Diversity, however, has its place. Compatibility is especially key in e-commerce alliances, where partners are increasingly likely to come from unrelated industries – computers and broadcasting, automobiles and computers – and must learn to work together quickly. So, most learners not only screen for compatible partners, they also learn how to manage their differences.

Sometimes these situations can stretch existing skills dramatically, as in Microsoft's alliance with NBC to create an online news service. Other times, companies are placing future bets, allying to learn about and establish positions in markets far removed from their existing business, such as Starbucks' deal with the urban delivery business, Kozmo.com

Alliance learners make learning a top priority

Some organizations push their alliance managers to set learning as a primary goal. Top performers pursue this goal while recognizing that learning is seldom the principal economic driver behind an alliance. These corporations create broad learning strategies, with two or three general but still identifiable targets, such as "learn to create online customer profiles," or "learn how our partners move so quickly."

Again, the winners strike a balance – between useless generality and immobilizing specificity. Learning goals should set the tone while leaving room for individual initiative and the opportunity to adapt. Good alliance learners are clear about ends, but flexible about the means.

Each participant in an alliance might have two or three such learning targets. In one computer industry joint venture, for example, a corporate parent articulated three learning goals:

  1. 1.

    Learn how to make wireless Internet access affordable to the mass market.

  2. 2.

    Learn how to make us more entrepreneurial.

  3. 3.

    Learn how to manage alliances better than anyone else.

Because these goals were articulated at the beginning, they remained stable over time. This ensured that learning was not forgotten in the rush to secure short-term economic benefits. It forced the company to define what it wanted to learn and to link that to its corporate strategy. Finally, it established a platform for building more specific operating practices.

Alliance learners track their progress

Learners tend to use performance milestones to track learning progress and keep attention focused on learning goals. Learning is less tangible than other alliance goals, so milestones let management make adjustments as circumstances change. It is also a complex goal that can easily be forgotten by managers focused exclusively on quantifiable results.

Alliance learners use a balanced set of measures that link key outcomes, like revenue growth or share price, to underlying causes, like customer satisfaction or cost cutting. These scorecards enmesh learning with a company's other goals – making it easier for managers to value and understand.

Alliance learners put their top people in charge

Successful alliance learning depends on people who are deeply and personally interested in the fate of the corporate parent and who are thus motivated to link learning from the alliance back to the parent. Companies often require full-time managers for learning alliances, because part-timers tend to neglect learning goals in favor of easier and more measurable goals.

Learning winners also promote staff continuity on their alliances, assigning staff for 18 to 36 months, instead of the six to 12 months for most alliance assignments.
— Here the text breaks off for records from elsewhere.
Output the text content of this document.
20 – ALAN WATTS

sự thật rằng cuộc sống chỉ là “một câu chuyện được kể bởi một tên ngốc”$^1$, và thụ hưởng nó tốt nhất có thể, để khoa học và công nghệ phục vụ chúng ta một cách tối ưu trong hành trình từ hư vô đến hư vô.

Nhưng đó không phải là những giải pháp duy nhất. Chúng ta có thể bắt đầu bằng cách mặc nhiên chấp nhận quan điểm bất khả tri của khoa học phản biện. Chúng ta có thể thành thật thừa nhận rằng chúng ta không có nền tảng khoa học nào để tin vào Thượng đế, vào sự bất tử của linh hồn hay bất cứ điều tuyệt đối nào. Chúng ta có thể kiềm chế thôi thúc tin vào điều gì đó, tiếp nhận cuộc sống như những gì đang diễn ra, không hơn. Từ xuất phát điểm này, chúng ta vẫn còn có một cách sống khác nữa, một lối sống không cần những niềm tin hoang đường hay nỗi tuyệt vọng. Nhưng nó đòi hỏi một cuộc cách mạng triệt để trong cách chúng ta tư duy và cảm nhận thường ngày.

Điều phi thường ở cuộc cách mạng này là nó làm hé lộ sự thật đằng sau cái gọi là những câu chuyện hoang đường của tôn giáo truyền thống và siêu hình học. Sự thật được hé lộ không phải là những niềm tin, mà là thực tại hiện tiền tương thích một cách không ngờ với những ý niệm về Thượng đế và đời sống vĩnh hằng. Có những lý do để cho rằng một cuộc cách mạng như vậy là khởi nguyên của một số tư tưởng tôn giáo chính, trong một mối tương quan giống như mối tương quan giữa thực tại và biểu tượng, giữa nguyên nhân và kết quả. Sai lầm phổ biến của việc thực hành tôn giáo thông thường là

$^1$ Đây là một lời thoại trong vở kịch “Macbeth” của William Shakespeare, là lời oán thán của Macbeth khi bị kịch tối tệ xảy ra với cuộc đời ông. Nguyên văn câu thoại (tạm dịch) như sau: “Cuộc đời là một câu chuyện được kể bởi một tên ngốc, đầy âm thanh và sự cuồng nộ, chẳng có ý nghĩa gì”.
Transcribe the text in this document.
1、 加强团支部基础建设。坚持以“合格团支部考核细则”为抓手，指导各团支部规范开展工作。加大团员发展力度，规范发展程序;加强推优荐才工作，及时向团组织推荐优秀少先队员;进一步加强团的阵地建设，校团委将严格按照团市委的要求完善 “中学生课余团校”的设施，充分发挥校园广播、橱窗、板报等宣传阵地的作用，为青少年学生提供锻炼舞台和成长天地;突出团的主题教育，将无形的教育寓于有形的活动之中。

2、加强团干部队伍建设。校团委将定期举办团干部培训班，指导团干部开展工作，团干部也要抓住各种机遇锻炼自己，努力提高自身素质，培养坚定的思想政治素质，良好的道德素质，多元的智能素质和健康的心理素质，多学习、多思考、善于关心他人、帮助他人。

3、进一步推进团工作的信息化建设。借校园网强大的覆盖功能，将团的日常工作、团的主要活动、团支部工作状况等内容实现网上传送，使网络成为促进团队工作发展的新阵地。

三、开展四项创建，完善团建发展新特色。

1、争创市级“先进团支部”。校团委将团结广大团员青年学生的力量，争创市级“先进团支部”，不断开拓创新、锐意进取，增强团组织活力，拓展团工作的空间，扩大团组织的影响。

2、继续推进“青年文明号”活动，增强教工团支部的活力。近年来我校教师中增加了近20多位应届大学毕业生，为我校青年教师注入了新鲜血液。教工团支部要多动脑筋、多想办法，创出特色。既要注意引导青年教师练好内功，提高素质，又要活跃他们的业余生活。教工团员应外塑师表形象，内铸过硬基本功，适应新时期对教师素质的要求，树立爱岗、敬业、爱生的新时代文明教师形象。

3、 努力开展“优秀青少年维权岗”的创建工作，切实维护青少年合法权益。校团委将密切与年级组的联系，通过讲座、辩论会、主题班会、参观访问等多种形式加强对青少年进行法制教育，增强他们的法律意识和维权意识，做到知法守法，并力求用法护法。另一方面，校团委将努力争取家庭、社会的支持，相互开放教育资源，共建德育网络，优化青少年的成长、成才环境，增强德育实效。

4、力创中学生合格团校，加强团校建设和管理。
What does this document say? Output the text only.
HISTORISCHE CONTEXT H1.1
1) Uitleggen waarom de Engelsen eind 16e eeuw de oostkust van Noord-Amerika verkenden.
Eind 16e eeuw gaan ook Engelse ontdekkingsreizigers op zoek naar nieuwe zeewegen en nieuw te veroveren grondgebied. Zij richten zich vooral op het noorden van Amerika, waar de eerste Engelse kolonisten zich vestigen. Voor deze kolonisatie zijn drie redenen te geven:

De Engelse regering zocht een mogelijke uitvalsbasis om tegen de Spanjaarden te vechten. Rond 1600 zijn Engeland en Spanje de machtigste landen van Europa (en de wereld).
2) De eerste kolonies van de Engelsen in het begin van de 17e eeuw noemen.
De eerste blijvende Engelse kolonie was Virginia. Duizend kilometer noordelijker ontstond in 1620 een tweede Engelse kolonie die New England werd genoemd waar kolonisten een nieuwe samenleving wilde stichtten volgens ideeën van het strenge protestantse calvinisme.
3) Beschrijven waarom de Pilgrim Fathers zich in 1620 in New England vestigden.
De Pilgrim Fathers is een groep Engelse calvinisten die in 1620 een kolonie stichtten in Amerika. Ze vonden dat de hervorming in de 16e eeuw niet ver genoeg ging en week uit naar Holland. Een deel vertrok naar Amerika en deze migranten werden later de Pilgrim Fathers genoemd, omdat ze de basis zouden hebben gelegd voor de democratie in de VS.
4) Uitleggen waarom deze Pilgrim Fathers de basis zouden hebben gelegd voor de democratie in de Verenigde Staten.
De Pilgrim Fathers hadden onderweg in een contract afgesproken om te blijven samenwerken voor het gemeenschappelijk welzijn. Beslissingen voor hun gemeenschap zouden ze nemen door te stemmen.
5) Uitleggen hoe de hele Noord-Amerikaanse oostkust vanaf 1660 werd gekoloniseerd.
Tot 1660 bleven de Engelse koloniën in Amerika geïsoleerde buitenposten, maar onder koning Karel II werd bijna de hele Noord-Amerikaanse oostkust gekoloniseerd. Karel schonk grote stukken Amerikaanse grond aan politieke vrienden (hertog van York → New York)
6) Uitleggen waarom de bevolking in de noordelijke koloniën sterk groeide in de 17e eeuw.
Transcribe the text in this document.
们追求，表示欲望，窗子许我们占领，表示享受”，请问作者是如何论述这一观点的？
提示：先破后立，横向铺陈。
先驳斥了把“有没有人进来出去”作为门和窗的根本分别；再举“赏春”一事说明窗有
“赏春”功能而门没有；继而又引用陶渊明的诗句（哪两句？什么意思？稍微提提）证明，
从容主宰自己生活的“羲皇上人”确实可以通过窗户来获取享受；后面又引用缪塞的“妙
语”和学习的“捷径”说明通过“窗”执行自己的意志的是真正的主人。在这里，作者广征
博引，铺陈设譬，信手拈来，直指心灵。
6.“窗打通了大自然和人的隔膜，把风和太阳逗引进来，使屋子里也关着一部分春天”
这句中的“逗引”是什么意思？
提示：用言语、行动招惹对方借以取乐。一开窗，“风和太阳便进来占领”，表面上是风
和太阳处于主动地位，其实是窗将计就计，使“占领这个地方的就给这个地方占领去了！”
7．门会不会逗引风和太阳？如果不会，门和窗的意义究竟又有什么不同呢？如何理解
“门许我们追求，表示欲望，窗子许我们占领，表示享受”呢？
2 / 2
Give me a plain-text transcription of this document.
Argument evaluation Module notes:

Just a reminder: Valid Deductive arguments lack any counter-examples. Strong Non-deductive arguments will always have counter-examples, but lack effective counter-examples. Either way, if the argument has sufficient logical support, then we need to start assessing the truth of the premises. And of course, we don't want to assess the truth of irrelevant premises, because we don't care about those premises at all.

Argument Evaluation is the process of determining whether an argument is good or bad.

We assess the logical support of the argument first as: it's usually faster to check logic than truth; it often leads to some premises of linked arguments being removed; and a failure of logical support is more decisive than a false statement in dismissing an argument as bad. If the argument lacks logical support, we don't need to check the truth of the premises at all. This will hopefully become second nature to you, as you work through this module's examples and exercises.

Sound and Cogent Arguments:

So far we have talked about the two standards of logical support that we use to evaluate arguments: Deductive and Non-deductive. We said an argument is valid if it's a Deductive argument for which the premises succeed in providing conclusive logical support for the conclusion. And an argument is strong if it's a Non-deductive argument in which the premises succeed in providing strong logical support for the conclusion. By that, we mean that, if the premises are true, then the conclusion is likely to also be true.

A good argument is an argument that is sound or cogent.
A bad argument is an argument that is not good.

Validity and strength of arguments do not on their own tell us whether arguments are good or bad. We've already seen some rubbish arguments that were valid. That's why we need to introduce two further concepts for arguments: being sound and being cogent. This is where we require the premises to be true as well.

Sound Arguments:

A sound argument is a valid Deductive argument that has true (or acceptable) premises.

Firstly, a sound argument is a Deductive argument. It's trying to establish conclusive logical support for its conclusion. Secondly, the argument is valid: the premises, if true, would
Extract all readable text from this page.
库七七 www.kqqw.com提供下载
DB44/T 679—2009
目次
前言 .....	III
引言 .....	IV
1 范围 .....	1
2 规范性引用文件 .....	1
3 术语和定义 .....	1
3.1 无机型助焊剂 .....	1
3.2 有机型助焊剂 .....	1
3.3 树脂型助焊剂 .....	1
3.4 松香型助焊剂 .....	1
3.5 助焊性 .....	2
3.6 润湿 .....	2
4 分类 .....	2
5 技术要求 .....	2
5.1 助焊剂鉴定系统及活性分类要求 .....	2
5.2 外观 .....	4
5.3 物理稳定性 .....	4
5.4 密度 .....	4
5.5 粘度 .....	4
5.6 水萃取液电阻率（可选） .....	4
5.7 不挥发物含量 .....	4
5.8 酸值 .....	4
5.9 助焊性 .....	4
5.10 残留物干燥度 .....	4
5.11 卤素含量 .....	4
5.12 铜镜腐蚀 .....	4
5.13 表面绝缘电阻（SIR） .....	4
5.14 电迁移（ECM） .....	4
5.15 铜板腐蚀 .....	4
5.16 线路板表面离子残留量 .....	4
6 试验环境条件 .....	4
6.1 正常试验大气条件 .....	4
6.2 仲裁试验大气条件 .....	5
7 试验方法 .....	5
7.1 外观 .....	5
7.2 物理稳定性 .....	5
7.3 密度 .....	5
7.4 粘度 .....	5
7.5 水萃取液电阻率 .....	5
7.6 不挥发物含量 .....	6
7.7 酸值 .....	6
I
They know that learning takes longer to realize than other alliance goals and requires a high level of commitment. Individuals who leave too soon to learn rarely contribute to broader organizational learning. Winners strike a delicate balance between the individual autonomy, incentives, and continuity needed to learn, while maintaining strong links between those working in the alliance and the corporate parent.

As the business environment grows more complex, companies will need to learn even more effectively. Increasingly, the fastest, most productive way to master a new technology, market, or business model is to find someone else who already knows it, and learn from them. That requires not only dedication, but also well-honed management skills. In the new economy, these skills will separate alliance winners from losers.